An instruction to the law enforcement agencies to use deadly force against violators of electoral law must be qualified to properly educate the enforcers of the law, on the permitted circumstances for the use of such force. This is imperative if we value the rule of law and the lives of our fellow men and do not wish to be grant a license to uninformed persons to take the law into their own hands and extra-judicially execute fellow citizens. For a legal practitioner it is also a great dis-service to the temple of justice and violation of the general responsibility of every legal practitioner to uphold and observe the rule of law, promote and foster the course of justice as laid down in Rule 1 of the Rules of Professional Conduct for Legal Practitioners, to advance an interpretation of the law that encourages jungle justice and extra-judicial executions without carefully advising the uninitiated about the safeguards and limitations of the law being touted. Snatching of a ballot box or any other crime for that matter that is not accompanied with such violence that presents an imminent threat of death or serious injury to the law enforcement agents or other law-abiding citizens, does not qualify as a situation that will justify the use of lethal force to deprive the suspect of his right to life. According to the UN special Rapporteur, “human rights standards on the use of force derive from the understanding that the irreversibility of death justifies stringent safeguards for the right to life, especially in relation to due process.
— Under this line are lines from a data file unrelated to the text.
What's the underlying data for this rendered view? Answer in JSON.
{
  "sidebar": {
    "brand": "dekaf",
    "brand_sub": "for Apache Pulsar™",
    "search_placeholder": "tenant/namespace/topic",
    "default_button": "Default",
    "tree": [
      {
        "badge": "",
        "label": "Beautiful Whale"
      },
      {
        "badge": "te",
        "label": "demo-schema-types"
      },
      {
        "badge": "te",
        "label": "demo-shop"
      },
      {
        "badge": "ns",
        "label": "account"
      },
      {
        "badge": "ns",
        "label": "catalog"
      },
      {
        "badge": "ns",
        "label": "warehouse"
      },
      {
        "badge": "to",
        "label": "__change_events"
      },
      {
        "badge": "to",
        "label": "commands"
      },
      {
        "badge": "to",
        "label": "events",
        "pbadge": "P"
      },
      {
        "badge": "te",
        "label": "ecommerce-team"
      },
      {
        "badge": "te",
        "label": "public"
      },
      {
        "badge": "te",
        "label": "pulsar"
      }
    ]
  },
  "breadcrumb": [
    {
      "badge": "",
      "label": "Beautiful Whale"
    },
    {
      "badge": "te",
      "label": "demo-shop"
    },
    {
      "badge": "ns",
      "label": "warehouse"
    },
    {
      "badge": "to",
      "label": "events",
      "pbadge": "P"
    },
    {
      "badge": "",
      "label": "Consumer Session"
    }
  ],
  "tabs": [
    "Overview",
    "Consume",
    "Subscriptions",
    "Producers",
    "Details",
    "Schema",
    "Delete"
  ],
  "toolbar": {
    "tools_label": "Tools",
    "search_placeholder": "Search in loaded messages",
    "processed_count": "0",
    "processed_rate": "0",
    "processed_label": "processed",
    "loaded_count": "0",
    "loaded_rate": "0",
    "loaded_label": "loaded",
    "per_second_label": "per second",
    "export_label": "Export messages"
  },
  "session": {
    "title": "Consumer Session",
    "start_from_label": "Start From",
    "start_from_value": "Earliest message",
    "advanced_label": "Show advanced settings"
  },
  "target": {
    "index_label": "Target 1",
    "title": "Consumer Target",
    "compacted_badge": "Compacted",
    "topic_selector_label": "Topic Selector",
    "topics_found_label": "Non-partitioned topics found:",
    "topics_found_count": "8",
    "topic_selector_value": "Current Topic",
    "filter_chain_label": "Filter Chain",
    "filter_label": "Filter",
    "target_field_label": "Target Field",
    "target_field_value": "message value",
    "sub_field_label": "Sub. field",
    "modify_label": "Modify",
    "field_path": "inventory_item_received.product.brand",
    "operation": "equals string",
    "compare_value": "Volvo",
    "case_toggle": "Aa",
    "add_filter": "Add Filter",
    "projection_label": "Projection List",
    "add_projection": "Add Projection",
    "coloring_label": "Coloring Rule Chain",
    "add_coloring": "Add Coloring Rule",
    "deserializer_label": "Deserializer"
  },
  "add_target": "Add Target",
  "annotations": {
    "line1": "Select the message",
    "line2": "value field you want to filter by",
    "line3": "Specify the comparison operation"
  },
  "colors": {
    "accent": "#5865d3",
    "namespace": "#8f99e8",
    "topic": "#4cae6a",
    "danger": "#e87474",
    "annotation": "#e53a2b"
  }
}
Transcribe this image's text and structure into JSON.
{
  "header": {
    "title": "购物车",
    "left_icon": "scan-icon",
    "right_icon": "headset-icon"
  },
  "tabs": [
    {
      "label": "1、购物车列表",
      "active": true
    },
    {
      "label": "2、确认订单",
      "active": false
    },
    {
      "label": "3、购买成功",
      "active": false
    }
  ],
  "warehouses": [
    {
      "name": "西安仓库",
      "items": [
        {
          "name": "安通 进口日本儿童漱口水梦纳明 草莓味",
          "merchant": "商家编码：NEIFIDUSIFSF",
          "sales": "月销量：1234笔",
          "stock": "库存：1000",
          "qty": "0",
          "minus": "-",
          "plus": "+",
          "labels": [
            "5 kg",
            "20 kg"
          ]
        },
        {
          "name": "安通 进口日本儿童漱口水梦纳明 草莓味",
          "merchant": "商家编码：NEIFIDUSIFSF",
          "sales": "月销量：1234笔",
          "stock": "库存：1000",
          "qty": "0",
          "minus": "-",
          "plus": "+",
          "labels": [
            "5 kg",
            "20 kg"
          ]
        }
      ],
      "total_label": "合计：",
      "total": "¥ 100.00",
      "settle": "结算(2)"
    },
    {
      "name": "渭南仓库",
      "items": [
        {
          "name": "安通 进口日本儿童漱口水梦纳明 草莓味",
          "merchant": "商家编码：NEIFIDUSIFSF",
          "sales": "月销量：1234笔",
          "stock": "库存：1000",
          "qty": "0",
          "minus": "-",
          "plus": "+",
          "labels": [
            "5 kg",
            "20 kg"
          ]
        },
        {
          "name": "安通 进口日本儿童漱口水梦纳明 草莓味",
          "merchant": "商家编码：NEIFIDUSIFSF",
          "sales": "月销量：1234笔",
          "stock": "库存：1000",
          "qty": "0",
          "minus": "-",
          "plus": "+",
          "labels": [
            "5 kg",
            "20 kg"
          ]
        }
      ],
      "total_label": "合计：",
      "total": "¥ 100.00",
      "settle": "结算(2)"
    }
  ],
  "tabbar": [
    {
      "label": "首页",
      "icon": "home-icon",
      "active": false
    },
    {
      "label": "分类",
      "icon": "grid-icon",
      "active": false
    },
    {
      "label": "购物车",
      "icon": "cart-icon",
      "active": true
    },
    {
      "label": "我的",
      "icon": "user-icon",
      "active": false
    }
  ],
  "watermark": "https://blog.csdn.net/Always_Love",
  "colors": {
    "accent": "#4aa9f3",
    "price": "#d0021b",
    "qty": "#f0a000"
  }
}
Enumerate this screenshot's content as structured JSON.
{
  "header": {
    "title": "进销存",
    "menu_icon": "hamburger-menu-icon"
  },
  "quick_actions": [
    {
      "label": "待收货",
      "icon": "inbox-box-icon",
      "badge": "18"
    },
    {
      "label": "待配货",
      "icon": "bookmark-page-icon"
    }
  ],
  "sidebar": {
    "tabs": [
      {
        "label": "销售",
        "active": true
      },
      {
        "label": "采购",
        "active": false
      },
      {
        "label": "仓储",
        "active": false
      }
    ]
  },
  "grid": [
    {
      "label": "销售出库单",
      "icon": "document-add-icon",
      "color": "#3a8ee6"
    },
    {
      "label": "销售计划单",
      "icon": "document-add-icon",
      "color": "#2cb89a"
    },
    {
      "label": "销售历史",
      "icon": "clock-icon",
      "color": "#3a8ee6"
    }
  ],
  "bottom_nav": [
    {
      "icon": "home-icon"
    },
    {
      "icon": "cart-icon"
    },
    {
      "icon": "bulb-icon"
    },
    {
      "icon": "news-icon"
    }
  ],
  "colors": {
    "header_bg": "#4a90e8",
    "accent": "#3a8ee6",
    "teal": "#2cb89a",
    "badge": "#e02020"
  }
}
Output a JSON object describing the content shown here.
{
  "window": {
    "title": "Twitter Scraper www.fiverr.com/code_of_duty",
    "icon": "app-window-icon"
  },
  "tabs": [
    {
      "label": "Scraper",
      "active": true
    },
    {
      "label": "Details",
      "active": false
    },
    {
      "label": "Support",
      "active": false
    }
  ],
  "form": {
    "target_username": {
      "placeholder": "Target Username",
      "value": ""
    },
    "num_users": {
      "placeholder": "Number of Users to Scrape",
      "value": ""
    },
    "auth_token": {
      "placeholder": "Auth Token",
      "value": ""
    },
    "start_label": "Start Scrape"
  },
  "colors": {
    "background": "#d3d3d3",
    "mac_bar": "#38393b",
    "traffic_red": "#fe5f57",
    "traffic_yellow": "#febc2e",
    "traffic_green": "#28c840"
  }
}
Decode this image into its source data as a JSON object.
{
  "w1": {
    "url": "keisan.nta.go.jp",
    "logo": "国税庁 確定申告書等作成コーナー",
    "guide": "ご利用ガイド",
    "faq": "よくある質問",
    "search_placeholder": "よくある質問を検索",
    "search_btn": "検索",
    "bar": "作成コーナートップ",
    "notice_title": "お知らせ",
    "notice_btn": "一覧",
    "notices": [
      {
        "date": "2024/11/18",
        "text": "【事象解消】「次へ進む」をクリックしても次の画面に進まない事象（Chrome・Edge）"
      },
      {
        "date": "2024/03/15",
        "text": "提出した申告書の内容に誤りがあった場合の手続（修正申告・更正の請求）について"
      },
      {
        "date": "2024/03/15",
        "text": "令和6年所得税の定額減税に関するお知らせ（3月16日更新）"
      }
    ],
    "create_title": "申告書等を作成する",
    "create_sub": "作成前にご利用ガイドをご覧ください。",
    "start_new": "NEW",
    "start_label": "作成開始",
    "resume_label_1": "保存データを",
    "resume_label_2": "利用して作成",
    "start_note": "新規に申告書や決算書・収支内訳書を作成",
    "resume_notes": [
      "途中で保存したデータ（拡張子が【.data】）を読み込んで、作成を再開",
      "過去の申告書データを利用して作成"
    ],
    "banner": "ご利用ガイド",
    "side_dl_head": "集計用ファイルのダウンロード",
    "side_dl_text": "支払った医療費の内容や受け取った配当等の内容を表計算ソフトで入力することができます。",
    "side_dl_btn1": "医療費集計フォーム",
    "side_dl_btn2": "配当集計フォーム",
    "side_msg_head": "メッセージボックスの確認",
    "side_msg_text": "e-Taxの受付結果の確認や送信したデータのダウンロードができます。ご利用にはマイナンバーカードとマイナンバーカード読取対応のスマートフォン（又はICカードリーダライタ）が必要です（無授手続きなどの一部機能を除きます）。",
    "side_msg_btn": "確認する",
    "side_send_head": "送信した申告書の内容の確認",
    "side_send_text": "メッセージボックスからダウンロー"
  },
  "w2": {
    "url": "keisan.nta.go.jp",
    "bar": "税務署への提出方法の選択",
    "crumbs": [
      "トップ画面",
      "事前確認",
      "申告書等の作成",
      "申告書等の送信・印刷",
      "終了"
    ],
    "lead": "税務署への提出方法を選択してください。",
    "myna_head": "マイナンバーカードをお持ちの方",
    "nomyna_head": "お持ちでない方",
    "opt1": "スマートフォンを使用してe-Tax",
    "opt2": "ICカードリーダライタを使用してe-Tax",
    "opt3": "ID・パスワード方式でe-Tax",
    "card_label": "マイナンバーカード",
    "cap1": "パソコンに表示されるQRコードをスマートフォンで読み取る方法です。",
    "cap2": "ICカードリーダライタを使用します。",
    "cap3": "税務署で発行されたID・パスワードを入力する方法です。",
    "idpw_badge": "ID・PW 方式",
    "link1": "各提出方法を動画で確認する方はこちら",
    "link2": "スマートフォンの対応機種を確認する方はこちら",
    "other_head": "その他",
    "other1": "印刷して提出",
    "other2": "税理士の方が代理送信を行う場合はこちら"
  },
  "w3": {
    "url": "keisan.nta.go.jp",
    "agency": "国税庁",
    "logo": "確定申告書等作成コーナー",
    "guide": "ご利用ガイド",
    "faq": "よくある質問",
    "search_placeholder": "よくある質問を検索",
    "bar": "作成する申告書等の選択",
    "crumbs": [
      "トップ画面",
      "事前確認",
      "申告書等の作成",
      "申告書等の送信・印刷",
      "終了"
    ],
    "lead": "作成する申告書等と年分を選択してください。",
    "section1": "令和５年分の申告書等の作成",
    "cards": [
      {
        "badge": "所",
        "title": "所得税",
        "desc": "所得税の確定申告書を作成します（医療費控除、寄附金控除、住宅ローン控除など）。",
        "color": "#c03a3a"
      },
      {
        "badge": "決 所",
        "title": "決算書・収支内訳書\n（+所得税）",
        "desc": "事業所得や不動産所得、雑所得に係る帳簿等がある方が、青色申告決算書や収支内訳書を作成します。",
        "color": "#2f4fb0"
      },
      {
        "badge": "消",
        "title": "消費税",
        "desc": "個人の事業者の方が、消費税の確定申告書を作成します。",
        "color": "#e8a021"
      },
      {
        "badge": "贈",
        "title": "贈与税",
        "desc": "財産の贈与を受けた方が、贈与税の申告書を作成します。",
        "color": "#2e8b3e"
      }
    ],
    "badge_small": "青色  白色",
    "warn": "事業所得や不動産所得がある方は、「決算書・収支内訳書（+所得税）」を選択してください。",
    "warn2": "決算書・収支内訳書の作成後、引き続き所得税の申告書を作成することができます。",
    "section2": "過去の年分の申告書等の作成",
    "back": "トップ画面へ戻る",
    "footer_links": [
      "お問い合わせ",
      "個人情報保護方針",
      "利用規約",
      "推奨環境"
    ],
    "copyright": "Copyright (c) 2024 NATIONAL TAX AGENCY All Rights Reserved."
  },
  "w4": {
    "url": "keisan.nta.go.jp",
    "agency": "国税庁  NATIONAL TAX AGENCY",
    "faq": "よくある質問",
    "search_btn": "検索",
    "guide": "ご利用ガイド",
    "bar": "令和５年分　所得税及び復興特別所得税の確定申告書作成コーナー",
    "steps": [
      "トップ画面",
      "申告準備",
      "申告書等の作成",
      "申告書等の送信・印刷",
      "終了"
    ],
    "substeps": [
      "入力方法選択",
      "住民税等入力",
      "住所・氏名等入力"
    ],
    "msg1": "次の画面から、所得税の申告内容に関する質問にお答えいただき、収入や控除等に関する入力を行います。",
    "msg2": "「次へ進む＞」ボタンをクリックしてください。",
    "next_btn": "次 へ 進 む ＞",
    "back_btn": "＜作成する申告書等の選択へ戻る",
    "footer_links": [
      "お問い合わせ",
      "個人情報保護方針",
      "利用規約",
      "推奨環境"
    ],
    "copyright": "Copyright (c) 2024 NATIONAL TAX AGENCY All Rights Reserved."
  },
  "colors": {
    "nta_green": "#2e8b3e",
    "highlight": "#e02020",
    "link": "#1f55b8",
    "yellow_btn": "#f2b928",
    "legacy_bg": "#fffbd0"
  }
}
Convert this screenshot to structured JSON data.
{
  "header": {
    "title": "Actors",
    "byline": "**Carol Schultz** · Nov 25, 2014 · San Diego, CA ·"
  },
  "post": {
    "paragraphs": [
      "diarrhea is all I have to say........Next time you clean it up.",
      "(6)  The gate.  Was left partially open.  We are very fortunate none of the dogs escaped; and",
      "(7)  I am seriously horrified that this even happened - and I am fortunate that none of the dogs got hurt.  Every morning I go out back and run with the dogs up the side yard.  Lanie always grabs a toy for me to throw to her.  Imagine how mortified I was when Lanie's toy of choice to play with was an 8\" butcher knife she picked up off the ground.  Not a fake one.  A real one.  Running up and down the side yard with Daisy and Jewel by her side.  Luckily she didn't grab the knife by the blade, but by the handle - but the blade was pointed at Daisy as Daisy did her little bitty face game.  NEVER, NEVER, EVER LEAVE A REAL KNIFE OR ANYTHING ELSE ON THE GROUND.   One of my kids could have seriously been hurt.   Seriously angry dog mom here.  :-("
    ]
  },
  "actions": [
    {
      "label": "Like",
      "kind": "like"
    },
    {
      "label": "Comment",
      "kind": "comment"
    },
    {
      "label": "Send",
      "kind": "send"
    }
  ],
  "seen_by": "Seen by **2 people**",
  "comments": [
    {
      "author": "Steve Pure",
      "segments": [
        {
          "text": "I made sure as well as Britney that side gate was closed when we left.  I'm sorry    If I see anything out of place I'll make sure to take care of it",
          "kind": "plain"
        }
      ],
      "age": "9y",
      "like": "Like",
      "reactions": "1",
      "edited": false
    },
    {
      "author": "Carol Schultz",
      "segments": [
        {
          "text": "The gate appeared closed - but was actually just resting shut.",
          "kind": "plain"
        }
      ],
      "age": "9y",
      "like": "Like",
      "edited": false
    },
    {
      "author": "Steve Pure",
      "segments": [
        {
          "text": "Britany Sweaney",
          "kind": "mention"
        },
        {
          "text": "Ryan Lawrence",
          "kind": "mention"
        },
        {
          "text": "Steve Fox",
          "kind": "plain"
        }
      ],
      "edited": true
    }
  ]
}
A judicial procedure, respectful of due process and arriving at a final judgement, is generally the sine qua non without which a decision by the State and its agents to kill someone will constitute an “arbitrary deprivation of life” and, thus, violate the right to life”. Thus, “States must not only refrain from killing but must also exercise due diligence in preventing murder”. Finally, it is worth bearing in mind the immortal words of Pope John Paul II that “the promotion of the culture of life should be the highest priority in our societies…If the right to life is not defended decisively as a condition for all other rights of the person, all other references to human rights remain deceitful and illusory.” Every individual who cares not only about his or her own family, but the whole family of man, must take seriously the fight for the right to life of every other human being, within the boundaries of the few recognized limitations to the right to life.

Nonso Robert Attoh is a law lecturer and writes from Enugu.